Do Eu Solitário ao Nós Solidário, Livro da Semana

Não têm sido muitos os que, de um modo bem fundamentado e ao mesmo tempo com coragem, se dedicam a ler o tempo presente à luz do Evangelho. Fernando Ventura é um destes poucos. Frade Capuchinho, nascido em Matosinhos em 1959, tem dedicado o seu ministério ao aprofundamento e divulgação das Escrituras. Recusa a tradicional e, infelizmente, ainda muito comum, noção de que o único papel da Igreja é o da assistência social, reforçando que esta só tem sentido a par do anúncio e da denúncia profética das situações de injustiça – talvez por isso se explique o amplo espaço que Fernando Ventura encontra nos meios de comunicação social. Publicado originalmente em 2011 e já com 5 edições, o seu livro «Do Eu Solitário ao Nós Solidário» (escrito em conjunto com o jornalista Joaquim Franco), é um conjunto de conversas desenvolvidas a partir desta leitura cristã da realidade – e, claro, da crise. Deixo um excerto e índice, de um livro que recomendo vivamente. (Do mesmo autor está publicado também o livro «Roteiro de Leitura da Bíblia» de que conto partilhar um excerto brevemente). 

 

«Diz-se que um pessimista é só um optimista bem informado. Sinceramente, procuro não ser assim. Procuro, pelo menos tento, ser um optimista informado. Procuro, ou pelo menos tento, não embarcar nem levar ninguém a embarcar em ilusões sebastianistas, alienadoras da esperança e desresponsabilizadoras da intervenção pessoal de cada um. Se alguma coisa me move no meu ser relacional, é esta luta sem quartel contra a solidão solteirona que nos mata e atrofia e que é causa de muitos dos males sociais, políticos, religiosos, morais, económicos, políticos, e de tudo o mais que quiseres, que nos afligem.

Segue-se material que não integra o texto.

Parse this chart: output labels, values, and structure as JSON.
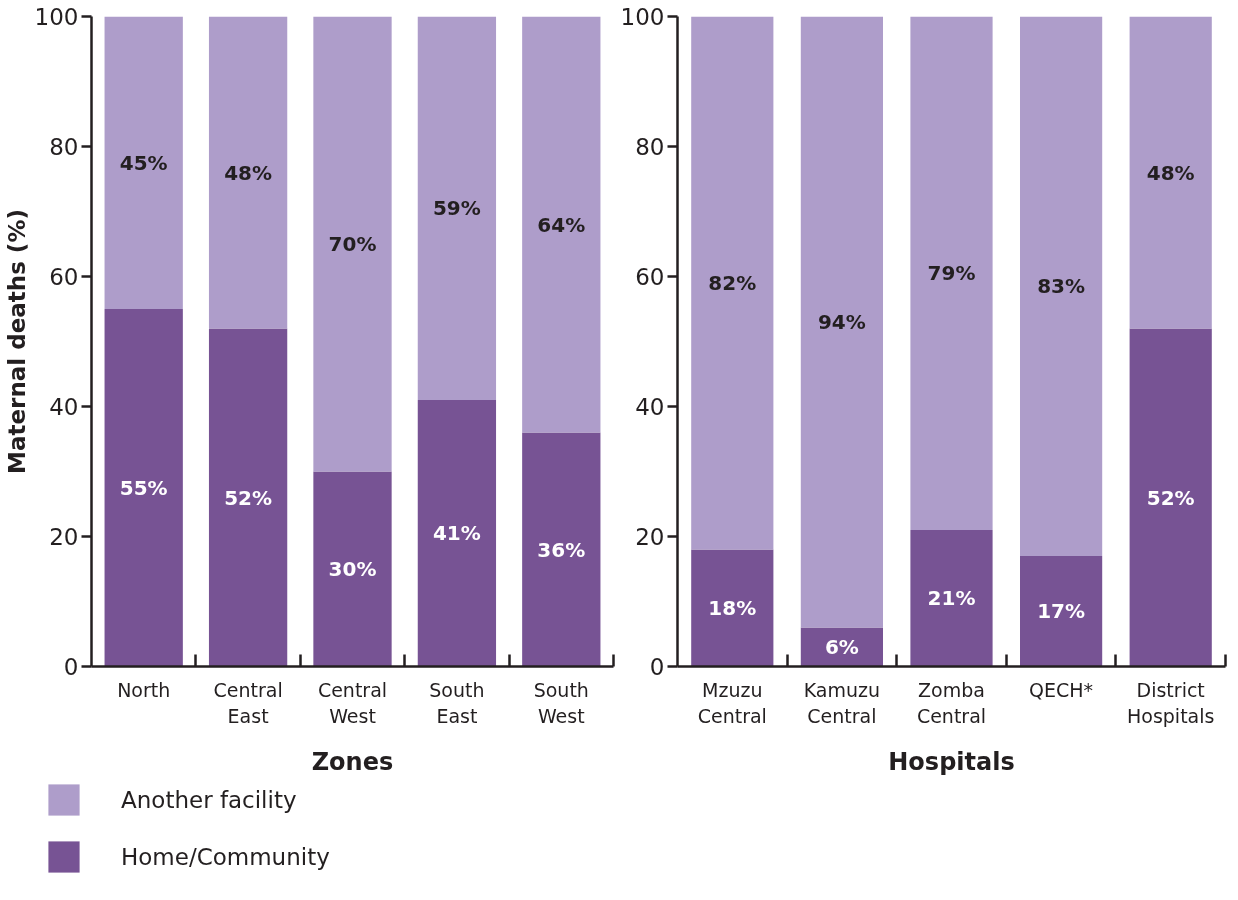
{
  "chart_data": [
    {
      "type": "bar",
      "stacked": true,
      "xlabel": "Zones",
      "ylabel": "Maternal deaths (%)",
      "categories": [
        "North",
        "Central East",
        "Central West",
        "South East",
        "South West"
      ],
      "series": [
        {
          "name": "Home/Community",
          "color": "#775394",
          "values": [
            55,
            52,
            30,
            41,
            36
          ],
          "value_labels": [
            "55%",
            "52%",
            "30%",
            "41%",
            "36%"
          ]
        },
        {
          "name": "Another facility",
          "color": "#ae9dca",
          "values": [
            45,
            48,
            70,
            59,
            64
          ],
          "value_labels": [
            "45%",
            "48%",
            "70%",
            "59%",
            "64%"
          ]
        }
      ],
      "ylim": [
        0,
        100
      ],
      "yticks": [
        0,
        20,
        40,
        60,
        80,
        100
      ],
      "grid": false,
      "legend": "bottom"
    },
    {
      "type": "bar",
      "stacked": true,
      "xlabel": "Hospitals",
      "categories": [
        "Mzuzu Central",
        "Kamuzu Central",
        "Zomba Central",
        "QECH*",
        "District Hospitals"
      ],
      "series": [
        {
          "color": "#775394",
          "values": [
            18,
            6,
            21,
            17,
            52
          ],
          "value_labels": [
            "18%",
            "6%",
            "21%",
            "17%",
            "52%"
          ]
        },
        {
          "color": "#ae9dca",
          "values": [
            82,
            94,
            79,
            83,
            48
          ],
          "value_labels": [
            "82%",
            "94%",
            "79%",
            "83%",
            "48%"
          ]
        }
      ],
      "ylim": [
        0,
        100
      ],
      "yticks": [
        0,
        20,
        40,
        60,
        80,
        100
      ],
      "grid": false
    }
  ]
}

Trago comigo esta preocupação no tempo que corre e do tempo que corre. Não correr atrás de ninguém, por mais messiânica que seja a sua mensagem; tento o mais que posso não alienar a minha responsabilidade pessoal de transformação da história, pelo menos da minha história pessoal, dentro do espaço vital em que me toca viver. Sou responsável pelo mundo a construir. Não serei nunca capaz de o construir sozinho. 

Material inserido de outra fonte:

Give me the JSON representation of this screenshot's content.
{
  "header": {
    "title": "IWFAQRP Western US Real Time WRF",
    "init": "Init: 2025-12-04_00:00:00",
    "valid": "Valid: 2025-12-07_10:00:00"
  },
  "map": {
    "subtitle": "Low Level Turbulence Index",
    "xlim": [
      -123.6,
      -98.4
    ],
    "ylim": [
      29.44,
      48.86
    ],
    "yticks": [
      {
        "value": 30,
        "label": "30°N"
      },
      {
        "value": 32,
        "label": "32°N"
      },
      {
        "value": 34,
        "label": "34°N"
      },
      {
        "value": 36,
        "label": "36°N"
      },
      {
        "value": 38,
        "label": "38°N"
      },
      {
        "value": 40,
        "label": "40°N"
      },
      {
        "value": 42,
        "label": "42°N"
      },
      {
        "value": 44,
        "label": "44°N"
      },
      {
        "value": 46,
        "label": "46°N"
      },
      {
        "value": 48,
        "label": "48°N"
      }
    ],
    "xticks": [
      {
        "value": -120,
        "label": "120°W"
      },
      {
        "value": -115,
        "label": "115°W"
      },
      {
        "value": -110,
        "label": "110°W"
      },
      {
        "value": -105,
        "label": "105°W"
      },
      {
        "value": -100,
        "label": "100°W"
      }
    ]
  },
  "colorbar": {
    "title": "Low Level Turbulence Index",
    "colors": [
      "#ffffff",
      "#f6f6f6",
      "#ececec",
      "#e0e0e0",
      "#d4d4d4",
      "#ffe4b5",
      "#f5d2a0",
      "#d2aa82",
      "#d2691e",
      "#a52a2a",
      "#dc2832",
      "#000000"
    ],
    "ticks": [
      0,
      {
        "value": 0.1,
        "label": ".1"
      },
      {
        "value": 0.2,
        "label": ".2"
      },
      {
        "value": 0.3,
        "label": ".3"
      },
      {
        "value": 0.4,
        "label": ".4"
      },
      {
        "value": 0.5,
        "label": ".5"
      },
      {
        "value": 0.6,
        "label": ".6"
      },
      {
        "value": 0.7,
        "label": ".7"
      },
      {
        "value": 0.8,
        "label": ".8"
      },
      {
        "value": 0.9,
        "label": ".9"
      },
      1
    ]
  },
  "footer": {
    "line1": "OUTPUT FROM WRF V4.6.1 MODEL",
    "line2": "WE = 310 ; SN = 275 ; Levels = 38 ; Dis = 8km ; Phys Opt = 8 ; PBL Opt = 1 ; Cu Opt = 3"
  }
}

Enquanto ser histórico, sou ponto de chegada de todas as experiências de vida e de fé que me precederam e sou, ao mesmo tempo e sob o mesmo aspecto, ponto de partida para novas experiências de vida e novas experiências de fé que me hão-de suceder. Não sou um fim em mim próprio, nem sou o princípio absoluto de tudo, mas sou uma continuidade histórica da memória e do sonho, das memórias e dos sonhos de tantas histórias e de tantas vidas sonhadas e vividas antes de mim.

Por isso, sou responsável, pelo menos pelo “metro quadrado” que ocupo e dentro do qual procuro ser responsável por aqueles que comigo partilham esse mesmo espaço. Com esses, procuro e quero fazer a revolução que cada vez mais se torna uma urgência urgente a tornar realidade. A única revolução que será capaz de derrotar todas as formas de morte, ou seja, a revolução revolucionária dos não violentos, dos que acreditam que é possível dar a volta e criar novos paradigmas de ser e de estar no mundo, em solidariedade e em subsidiariedade da e na construção e vivência de relações novas e redimidas, sem senhores nem escravos, sem mandantes nem mandados, sem Cains que matam, destroem e dividem só para poder reinar e poder fazer florescer as suas máfias de influências cleptocráticas. São as cleptocracias que nos desgovernam. São os Cains que continuam a matar os Abéis…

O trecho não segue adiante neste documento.